下唇を啄ばむようにちゅうと音をたてて吸われる。
だから僕は上唇を同じように。

普段は自分の方が絶対優位にあるが、セックスとなると彼の方が何倍も上手で、僕はすぐに後手に回ってしまう。



「ん、んん…ッ」

「した、ね、べろ出して」



べーと芸能人特有の傷一つない綺麗なピンク色の舌を伸ばされて、真似るように舌を出した。



「そう、そのまま」

「んぅ、む、んん…ッ」



舌先をつけ回せ目が合ってくすっと微笑まれると、そのまま擽るように上って口内へと侵入。

互いの粘膜を密着させるこの行為は、唾液を交換したり、吐息を絡ませあったり、声も音も直接耳に響いて、挿入より恥ずかしいときが多い。


黄瀬涼太はキスが好きだ。


擦るときも、挿れるときもだいたいキスをせがんでくる。

だから後背位の方が楽なのに大抵正常位だし。
最初にキスされたときなんて息継ぎの仕方がわからず顔を真っ赤にするまで我慢していたら、鼻でするんだよなんて笑われてイグナイトをお見舞いしたこともあったっけ。



「ふふ、かわい…」



ちゅ、とまたこめかみにキス。

だいたいなぜ彼はこんなにも余裕なんだ。

キスの最中も片手はずっと脇腹だったり手の平あたりを撫で回してるし、まだ身につけてる下着越しにも自分の固いモノを押し付けてくるし!

『可愛い』なんて彼はよく口にするけど本当は嬉しくない。
可愛いってなんだよ。

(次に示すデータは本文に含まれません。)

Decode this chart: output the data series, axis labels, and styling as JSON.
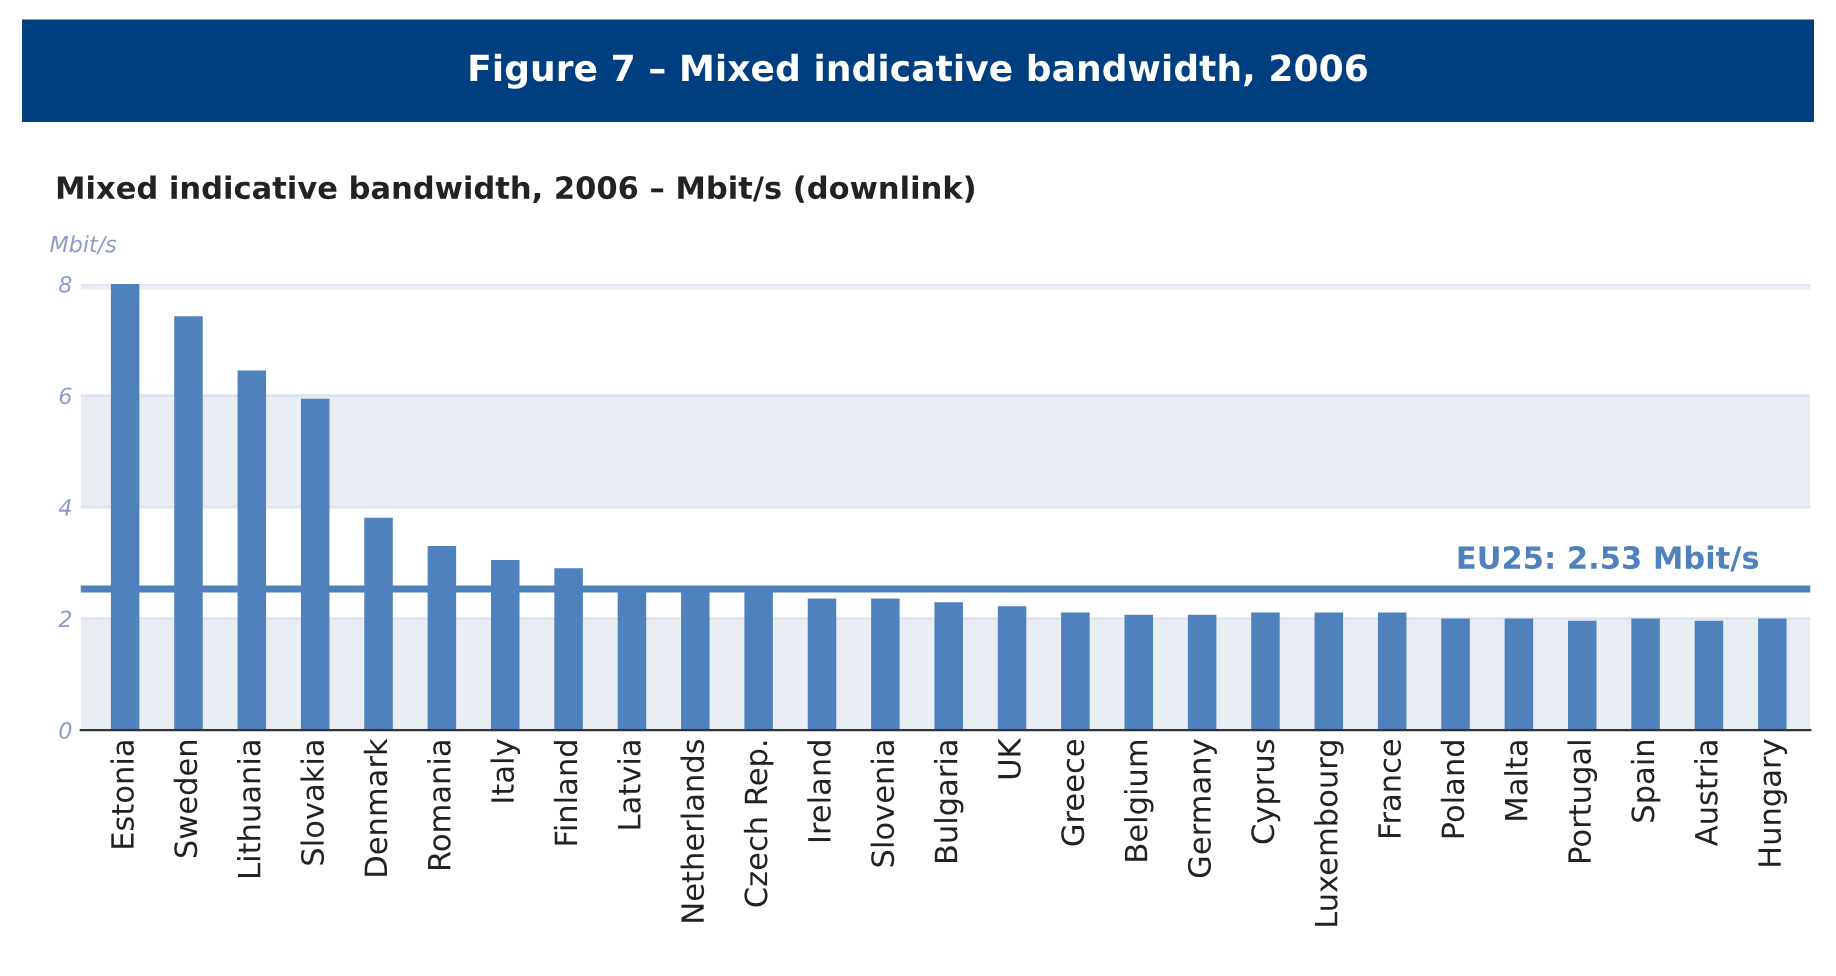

自分は女じゃないのだから。

それでも彼は蕩けきったバニラシェイクみたいに甘ったるい顔を見せるから。

そんな表情をするのが自分の前だけだと知っているからこそ今日も何もいえない。



「………黒子っちの乳首、立ってるよ」

「ちょ、」



今だってほら。



「黒子っちもうここだけでもイけるんじゃない?」

「っッ、…っ、…ふ…」



指で摘ままれていた胸の突起が立ち上がると、その先に自分の舌を尖らせてこちらに見せつけるように舐めあげてくる。



「最初は真顔で『気持ち悪いです』とか言うからほんとショックだったんスよ? よかった可愛がり続けて」



まるで我が子を見るかのように胸に向かって微笑んで口づける。



「変態」

「ひどいっス! 傷ついたー傷ついたー!! いいっスもん黒子っちだけに変態なんだから」

「は、ぁ…っ」



じゅるると少しきつめに吸われて何とも言えずむず痒い感覚に身体を捩じらせる。

確かにその部位は彼によって快感を生み出す場所へと変化させられた。



「きもちい? くろこっち……」



(この目が、毒だ)



情欲に塗れたそれは、じゃれ合うように前座を行いつつも、この後を見据えた肉食動物の獲物を狩る前に近い。

いつもは犬っころみたいなくせに。

それが少しだけ僕を怯えさせて、興奮もさせるのも事実だから、僕はまたこうやって彼を突き離す。



「交代です」

「え」



腹筋を使って勢いよく上半身をあげると、反対に黄瀬がベッドに頭をつける。

無防備にさらけ出された膨らみもない同じ突起に今度は僕が吸い付いた。



「ちょ、黒子っち、んっ」

「きひぇくんらって、こんなにかんひてるじゃないれふか」

「しゃべんながら咥えるのやめて!」



そう言って真っ赤にした顔を両腕で隠してしまう。

僕だって、見たいのに。



「そりゃかんじるよ…好きな人に舐められたら、さ」



なんて腕の隙間から潤んだ瞳で此方を見つめてくるもんだからほんとにもう!



「〜〜〜〜っッ」



今度はこっちが真っ赤になる番だ。

その言葉そっくりそのまま返してやりたい。

こんな恥ずかしいこと、好きじゃなかったら出来るわけがないんだ。



「あ、黒子っちときめいた?」

「……………ッ、」

「やりィ、じゃあ今日は俺が挿れる番ね」



なんて少しだけ頬を染めてしてやったりと満面の笑みで微笑むものだから。



「…………好きにして下さい」

「わーい!」




こうやって、いつも許してしまうんだ。